Negotiators for the International Longshoremen’s Association and ILA employers met in small groups Tuesday holding discussions into the night. Talks resumed Wednesday morning in pursuit of a new contract aimed at assuring shippers that there won’t be a strike next year by 18,500 dockworkers in Atlantic and Gulf ports.

Details were unavailable on the substance of the negotiations. Any agreement would have to be voted on by wage-scale delegates and then approved in a referendum by union members before taking effect.

ILA President Richard Hughes called the union’s 200-member wage scale committee to Orlando this week for meetings with United States Management Alliance, which represents employers.
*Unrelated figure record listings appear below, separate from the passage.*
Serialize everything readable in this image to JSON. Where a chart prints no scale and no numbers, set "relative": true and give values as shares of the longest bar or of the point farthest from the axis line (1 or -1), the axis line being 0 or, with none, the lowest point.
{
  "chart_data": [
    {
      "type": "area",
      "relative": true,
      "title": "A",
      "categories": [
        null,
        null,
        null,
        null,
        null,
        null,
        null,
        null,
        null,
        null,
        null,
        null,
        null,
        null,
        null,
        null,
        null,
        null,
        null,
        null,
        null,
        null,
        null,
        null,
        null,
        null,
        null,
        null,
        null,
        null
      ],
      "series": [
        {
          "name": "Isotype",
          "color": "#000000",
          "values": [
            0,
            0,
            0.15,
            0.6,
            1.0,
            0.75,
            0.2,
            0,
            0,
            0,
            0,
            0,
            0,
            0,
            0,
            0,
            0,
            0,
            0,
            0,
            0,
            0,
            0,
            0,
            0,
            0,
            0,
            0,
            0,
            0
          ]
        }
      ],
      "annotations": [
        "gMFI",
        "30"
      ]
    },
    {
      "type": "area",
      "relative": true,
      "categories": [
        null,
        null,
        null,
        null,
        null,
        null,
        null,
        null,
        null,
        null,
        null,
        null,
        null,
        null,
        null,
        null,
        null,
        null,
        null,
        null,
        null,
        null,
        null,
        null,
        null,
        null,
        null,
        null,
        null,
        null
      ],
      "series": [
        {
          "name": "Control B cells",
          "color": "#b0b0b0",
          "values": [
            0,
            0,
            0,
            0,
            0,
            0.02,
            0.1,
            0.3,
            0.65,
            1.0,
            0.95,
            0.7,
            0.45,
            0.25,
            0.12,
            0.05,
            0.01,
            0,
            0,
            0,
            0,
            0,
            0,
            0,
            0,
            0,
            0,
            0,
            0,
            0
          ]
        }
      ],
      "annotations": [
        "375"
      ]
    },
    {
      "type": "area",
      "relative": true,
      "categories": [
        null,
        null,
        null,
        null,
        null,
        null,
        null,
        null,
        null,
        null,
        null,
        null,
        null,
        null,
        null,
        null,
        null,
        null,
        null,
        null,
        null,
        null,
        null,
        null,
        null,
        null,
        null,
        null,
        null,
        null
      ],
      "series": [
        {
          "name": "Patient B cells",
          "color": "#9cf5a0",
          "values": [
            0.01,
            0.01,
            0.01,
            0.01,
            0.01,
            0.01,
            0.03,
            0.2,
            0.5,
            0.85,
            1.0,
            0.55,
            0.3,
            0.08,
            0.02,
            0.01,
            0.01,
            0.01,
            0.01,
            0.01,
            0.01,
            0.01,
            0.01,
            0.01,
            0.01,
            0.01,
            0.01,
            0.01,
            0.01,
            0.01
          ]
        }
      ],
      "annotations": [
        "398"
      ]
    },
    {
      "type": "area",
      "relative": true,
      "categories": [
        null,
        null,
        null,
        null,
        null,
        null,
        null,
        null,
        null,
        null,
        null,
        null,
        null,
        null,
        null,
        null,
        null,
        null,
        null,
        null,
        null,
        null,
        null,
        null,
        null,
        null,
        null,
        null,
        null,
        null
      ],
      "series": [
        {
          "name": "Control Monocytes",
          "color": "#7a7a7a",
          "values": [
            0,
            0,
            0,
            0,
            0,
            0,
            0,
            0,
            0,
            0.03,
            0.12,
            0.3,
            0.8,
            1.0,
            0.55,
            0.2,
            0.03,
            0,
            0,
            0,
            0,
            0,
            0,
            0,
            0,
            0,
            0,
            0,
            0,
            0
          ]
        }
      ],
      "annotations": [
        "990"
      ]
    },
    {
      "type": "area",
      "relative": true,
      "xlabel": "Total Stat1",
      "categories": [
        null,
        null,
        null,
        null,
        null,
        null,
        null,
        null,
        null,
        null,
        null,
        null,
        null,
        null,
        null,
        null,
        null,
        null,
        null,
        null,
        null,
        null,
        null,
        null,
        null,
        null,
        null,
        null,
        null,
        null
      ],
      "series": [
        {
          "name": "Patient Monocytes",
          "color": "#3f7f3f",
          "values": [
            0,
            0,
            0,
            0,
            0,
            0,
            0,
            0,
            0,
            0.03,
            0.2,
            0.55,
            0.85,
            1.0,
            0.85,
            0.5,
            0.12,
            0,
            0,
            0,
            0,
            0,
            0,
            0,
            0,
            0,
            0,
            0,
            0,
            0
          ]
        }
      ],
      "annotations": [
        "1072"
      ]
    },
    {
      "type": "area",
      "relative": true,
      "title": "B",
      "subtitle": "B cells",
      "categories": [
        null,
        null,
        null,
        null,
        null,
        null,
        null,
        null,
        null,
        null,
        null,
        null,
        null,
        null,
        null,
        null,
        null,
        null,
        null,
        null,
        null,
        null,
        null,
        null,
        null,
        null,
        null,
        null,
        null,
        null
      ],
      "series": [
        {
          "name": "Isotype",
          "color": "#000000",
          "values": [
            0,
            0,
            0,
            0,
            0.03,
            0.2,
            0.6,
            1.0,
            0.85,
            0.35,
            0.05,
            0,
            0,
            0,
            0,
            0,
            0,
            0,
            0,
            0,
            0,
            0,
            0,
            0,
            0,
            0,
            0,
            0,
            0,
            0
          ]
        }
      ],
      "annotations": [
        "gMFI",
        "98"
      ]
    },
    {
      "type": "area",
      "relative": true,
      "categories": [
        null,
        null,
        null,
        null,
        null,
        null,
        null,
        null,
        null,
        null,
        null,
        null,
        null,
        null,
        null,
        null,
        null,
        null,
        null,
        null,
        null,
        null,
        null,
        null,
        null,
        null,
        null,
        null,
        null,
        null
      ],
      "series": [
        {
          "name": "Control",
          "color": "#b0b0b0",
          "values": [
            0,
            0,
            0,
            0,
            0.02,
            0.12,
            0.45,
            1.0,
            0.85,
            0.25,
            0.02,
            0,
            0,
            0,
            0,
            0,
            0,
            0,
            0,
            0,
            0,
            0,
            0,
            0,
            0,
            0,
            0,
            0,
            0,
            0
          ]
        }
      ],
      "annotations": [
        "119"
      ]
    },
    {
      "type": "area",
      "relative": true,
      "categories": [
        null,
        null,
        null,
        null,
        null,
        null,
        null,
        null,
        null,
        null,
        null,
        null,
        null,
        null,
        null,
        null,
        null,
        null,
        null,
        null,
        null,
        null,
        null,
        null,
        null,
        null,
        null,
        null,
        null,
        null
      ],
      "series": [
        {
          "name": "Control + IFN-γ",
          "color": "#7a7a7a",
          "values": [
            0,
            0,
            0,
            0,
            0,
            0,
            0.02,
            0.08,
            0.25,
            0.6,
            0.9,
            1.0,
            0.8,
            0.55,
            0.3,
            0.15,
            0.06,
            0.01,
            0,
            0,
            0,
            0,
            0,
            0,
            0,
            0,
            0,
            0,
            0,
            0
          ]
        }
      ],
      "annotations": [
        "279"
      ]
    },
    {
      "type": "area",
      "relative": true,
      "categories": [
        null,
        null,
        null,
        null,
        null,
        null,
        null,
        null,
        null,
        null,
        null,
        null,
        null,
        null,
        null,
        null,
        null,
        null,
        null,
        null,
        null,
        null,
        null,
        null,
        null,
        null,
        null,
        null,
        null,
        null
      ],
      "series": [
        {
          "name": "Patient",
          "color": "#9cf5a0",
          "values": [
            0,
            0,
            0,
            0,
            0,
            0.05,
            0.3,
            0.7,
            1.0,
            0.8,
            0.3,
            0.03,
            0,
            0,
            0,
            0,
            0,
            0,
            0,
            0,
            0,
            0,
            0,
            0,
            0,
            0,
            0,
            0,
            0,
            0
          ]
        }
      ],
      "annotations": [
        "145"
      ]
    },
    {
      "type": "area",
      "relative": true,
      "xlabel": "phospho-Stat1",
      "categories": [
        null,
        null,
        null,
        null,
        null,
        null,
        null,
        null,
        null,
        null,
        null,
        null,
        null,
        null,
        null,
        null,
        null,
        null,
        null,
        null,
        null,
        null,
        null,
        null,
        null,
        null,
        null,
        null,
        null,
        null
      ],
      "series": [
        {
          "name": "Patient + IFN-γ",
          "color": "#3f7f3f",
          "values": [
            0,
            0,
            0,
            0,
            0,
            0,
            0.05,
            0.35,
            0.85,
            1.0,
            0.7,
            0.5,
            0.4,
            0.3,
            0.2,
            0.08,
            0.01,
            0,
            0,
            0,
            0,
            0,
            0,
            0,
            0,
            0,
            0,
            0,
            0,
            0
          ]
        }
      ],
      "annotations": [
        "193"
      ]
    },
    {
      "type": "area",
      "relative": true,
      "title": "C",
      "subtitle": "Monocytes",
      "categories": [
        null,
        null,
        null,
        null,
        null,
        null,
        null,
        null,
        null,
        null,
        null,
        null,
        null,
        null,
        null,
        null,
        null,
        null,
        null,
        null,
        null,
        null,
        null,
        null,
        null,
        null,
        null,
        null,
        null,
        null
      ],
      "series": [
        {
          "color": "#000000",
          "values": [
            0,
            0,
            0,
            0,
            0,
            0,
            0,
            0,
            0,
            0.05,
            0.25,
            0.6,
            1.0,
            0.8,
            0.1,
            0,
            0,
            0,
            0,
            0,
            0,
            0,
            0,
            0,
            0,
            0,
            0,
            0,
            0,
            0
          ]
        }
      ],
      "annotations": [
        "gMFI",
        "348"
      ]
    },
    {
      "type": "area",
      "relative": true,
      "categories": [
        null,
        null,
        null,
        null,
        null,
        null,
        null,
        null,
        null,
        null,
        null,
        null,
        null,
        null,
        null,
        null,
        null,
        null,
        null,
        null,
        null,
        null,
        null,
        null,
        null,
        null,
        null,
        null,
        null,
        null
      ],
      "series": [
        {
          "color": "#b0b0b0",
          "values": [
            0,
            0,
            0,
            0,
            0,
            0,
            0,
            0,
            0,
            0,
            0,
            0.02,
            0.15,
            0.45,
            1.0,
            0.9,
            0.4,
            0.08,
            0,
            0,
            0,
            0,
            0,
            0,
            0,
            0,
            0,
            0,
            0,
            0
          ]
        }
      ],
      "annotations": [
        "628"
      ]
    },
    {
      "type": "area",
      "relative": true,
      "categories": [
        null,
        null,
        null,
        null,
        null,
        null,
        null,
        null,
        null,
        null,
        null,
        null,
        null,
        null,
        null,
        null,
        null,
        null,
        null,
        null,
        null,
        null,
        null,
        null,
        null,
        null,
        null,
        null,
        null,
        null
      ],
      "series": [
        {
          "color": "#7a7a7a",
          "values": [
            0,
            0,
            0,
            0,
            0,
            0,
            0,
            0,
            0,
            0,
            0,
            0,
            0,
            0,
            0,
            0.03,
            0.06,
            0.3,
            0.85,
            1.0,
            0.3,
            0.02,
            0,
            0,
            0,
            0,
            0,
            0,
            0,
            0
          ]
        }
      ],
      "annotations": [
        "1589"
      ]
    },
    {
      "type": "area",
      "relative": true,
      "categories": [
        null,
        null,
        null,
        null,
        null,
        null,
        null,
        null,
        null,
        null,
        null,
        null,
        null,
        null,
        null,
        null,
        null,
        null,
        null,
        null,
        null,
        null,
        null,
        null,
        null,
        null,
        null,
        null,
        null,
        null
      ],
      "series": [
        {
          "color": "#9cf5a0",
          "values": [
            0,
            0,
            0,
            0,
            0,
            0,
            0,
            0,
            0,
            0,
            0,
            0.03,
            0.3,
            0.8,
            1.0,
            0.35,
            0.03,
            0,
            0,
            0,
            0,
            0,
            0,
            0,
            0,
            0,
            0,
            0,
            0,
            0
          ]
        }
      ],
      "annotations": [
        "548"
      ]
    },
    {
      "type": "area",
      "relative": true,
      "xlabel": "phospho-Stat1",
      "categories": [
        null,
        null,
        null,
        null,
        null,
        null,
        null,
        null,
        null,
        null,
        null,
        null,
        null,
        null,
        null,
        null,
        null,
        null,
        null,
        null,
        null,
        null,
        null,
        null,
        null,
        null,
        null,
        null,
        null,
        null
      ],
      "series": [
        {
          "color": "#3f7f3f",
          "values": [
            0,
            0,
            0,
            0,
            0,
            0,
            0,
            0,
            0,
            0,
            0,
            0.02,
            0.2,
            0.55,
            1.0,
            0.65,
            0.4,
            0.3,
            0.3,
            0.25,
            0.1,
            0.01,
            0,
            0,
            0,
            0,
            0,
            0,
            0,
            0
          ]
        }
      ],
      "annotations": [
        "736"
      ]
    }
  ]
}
Hughes has hoped to win agreement on a new contract in advance of the Sept. 30, 2010, expiration of the current six-year agreement, in order to prevent shippers from diverting cargo to Canada, Mexico or the West Coast.

ILA wage scale delegates rejected a proposal earlier this month for a two-year contract extension that would have raised starting pay, narrowed the gap between ILA wage tiers by raising newer workers’ pay, and removed a cap on carrier contributions to royalty funds.

Union opponents of the deal complained that it failed to restrict the use of computer-based technology at terminals and would have delayed by one year a pay raise scheduled to take effect Thursday, the start of the current contract’s final year. USMX Chairman James Capo said management would not accept restrictions on the technology needed to improve port productivity.